They did everything but the writing—their nearly wordless comics didn’t meet the requirement—and I nixed the game time and told them to find something else to do. Go back outside and make a snowman. Build Legos. Play cribbage. Anything, anything, but stare at that screen. They’ve decided to have a wizard duel—no doubt inspired by the five-hour Harry Potter and the Deathly Hallows double-feature we indulged in yesterday, in celebration of my being let out of work early due to a snowstorm—and now blast each other with spells and curses.

With these two boys, there is a fine line between playing and fighting, the main difference being how long it takes for one of them to start crying. I have grown used to their near-constant wrestling, fake fights, and general rough-housing, only noticing when something breaks or when a friend is over and, as her sibling-less child plays with my boys, I see her visibly cringe with each crash and slam. Last summer, I attended a performance of Macbeth at a local community theatre, and, as Macbeth and Macduff, dressed in modern costume, threw fake punches at each other, I laughed out loud, despite the drama. The scene was exactly what I witness every day in my own living room, only less convincing.

There is a thing called a pendulum wave—a framework with twelve or fifteen heavy balls, or bobs, suspended in a row by incrementally longer strings—that is used to demonstrate principles of physics like energy, forces, position, and velocity. When the bobs are released together, they begin swinging in time, but soon break away into “quasi-chaos,” all of the bobs swinging in what appears to be wild disarray. After a few moments, however, the bobs align themselves so that each bob swings exactly opposite the next, like children on swings, one swinging forward and the other back, reaching their point of equilibrium at the same moment. Finally, the bobs break into the “wave,” like a crowd in a sports arena, each pendulum following the next in smooth, snake-like undulations.

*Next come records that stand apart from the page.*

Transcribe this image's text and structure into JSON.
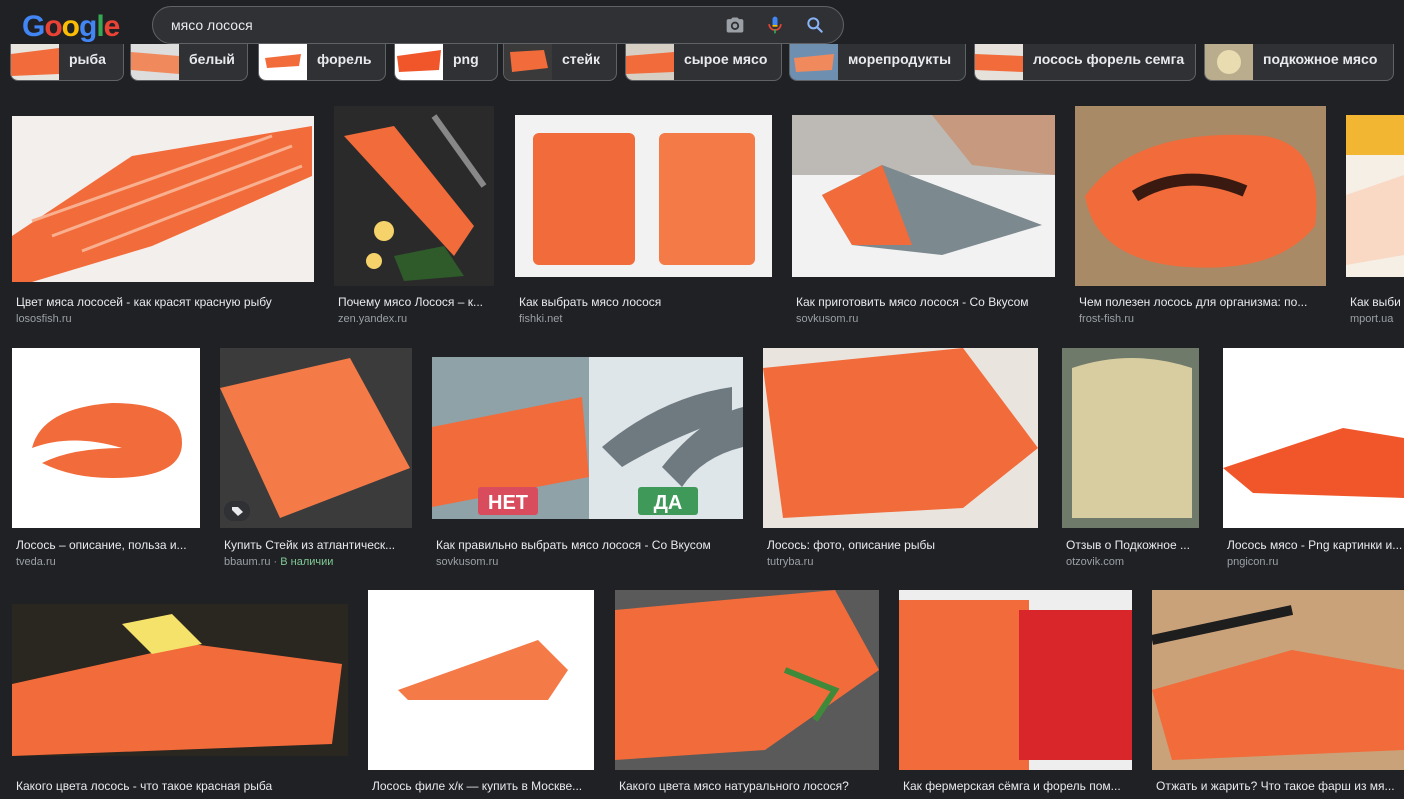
{
  "search": {
    "query": "мясо лосося"
  },
  "logo": {
    "letters": [
      "G",
      "o",
      "o",
      "g",
      "l",
      "e"
    ],
    "colors": [
      "#4285f4",
      "#ea4335",
      "#fbbc05",
      "#4285f4",
      "#34a853",
      "#ea4335"
    ]
  },
  "chips": [
    {
      "label": "рыба"
    },
    {
      "label": "белый"
    },
    {
      "label": "форель"
    },
    {
      "label": "png"
    },
    {
      "label": "стейк"
    },
    {
      "label": "сырое мясо"
    },
    {
      "label": "морепродукты"
    },
    {
      "label": "лосось форель семга"
    },
    {
      "label": "подкожное мясо"
    }
  ],
  "results": [
    {
      "title": "Цвет мяса лососей - как красят красную рыбу",
      "source": "lososfish.ru"
    },
    {
      "title": "Почему мясо Лосося – к...",
      "source": "zen.yandex.ru"
    },
    {
      "title": "Как выбрать мясо лосося",
      "source": "fishki.net"
    },
    {
      "title": "Как приготовить мясо лосося - Со Вкусом",
      "source": "sovkusom.ru"
    },
    {
      "title": "Чем полезен лосось для организма: по...",
      "source": "frost-fish.ru"
    },
    {
      "title": "Как выби",
      "source": "mport.ua"
    },
    {
      "title": "Лосось – описание, польза и...",
      "source": "tveda.ru"
    },
    {
      "title": "Купить Стейк из атлантическ...",
      "source": "bbaum.ru",
      "availability": "В наличии"
    },
    {
      "title": "Как правильно выбрать мясо лосося - Со Вкусом",
      "source": "sovkusom.ru",
      "badges": [
        "НЕТ",
        "ДА"
      ]
    },
    {
      "title": "Лосось: фото, описание рыбы",
      "source": "tutryba.ru"
    },
    {
      "title": "Отзыв о Подкожное ...",
      "source": "otzovik.com"
    },
    {
      "title": "Лосось мясо - Png картинки и...",
      "source": "pngicon.ru"
    },
    {
      "title": "Какого цвета лосось - что такое красная рыба",
      "source": ""
    },
    {
      "title": "Лосось филе х/к — купить в Москве...",
      "source": ""
    },
    {
      "title": "Какого цвета мясо натурального лосося?",
      "source": ""
    },
    {
      "title": "Как фермерская сёмга и форель пом...",
      "source": ""
    },
    {
      "title": "Отжать и жарить? Что такое фарш из мя...",
      "source": ""
    }
  ],
  "colors": {
    "salmon": "#f26b3a",
    "salmon_light": "#f9a07a",
    "background": "#202124",
    "chip_bg": "#303134",
    "available": "#81c995",
    "badge_no": "#d94c5e",
    "badge_yes": "#3f9a5a"
  }
}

The first time I saw a pendulum wave demonstration, I thought, that’s the twins! Like two pendulum bobs, sometimes my boys swing wildly out of sync. They call each other names (“turd nugget” being the current favorite), pick on each other, boss each other around, and, occasionally, they tumble together in a brawl. At these times all I need to do is send them into separate parts of the house. The two of them share a bedroom, ride together on the same bus, spend the day in the same classroom, attend the same daycare, and sit at the same dinner table—sometimes they need a break from each other. After five minutes alone, the friction usually calms and the quasi-chaos settles back into something resembling equilibrium.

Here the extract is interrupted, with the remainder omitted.